So, is Feldman SQ2 just an elaborate gimmick? Not at all. From the seesawing motif that opens the work–and recurs as a regular signpost throughout–the American iconoclast draws a remarkable array of sonic variety and expressive nuance from his scant material.
Just five minutes in, one is struck by the sonority he creates, which sounds uncannily like an electronic synthesizer. Highlights abound: a jaunty pizzicato theme that grows more insistent at 1:08, a sudden loud eruption of dragging chords at 1:25, a celestial bell-like chiming for the two violins (2:45), a wave-like celestial melody (4:20) and a passage of unison yearning (0:20). As the vast, flowing structure unfolds, Feldman’s music is by turns soothing, meditative, unsettling, and even ineffably beautiful.

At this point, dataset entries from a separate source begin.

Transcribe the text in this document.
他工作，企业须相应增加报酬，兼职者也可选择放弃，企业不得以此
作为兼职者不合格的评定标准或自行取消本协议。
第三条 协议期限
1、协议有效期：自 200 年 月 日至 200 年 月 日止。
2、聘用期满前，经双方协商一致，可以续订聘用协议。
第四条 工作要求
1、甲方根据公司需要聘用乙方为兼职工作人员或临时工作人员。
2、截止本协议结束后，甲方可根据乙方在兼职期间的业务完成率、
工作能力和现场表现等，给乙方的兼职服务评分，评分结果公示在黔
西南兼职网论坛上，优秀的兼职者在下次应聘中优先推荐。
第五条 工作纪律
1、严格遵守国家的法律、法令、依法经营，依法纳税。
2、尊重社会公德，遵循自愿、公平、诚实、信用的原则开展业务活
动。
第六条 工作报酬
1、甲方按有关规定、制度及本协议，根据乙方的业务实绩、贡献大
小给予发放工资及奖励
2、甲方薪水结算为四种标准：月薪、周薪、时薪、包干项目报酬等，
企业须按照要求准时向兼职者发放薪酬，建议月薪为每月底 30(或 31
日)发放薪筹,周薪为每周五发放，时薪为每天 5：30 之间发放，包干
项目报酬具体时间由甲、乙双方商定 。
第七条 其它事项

In their first complete performance of Feldman’s quartet, the Spektral members (violinists Clara Lyon and Maeve Feinberg, violist Doyle Armbrust and cellist Russell Rolen) brought tonal refinement, focused ensemble, and a terraced array of dynamics—consistently exploring the extreme degrees of pianissimo where most of the music lives.
While Saturday’s performance was decidedly brisk by the standards of this work, the music never felt rushed and had a natural flow and spaciousness. Playing continuously for over five hours without a break, the Spektral musicians’ stamina was as impressive as their musical artistry, with remarkable concentration maintained throughout.
The event was presented as part of an ongoing MCA exhibition on Merce Cunningham, since Feldman was a close friend of the choreographer’s collaborator and longtime partner John Cage. The narrow, T-shaped 4th floor hall that served as a performance space may not have been esthetically pleasing, but it provided a clear and lightly resonant acoustic ideal for this music.
Feldman’s quartet can be nearly as much of an endurance test for audience members as the performing musicians. Yet this was one of the quietest and most attentive audiences I’ve ever experienced. Most got up from time to time to stretch, walk around or visit the 1st-floor facilities. Initially distracting, the movement soon became a kind of ad libitum visual counterpoint to the shared performance.
And while many of the initial hundred or so in attendance bailed over the course of the evening, about half were still there at the end–and rewarded by the quartet with “I ♥ Morty” headbands in an array of colors.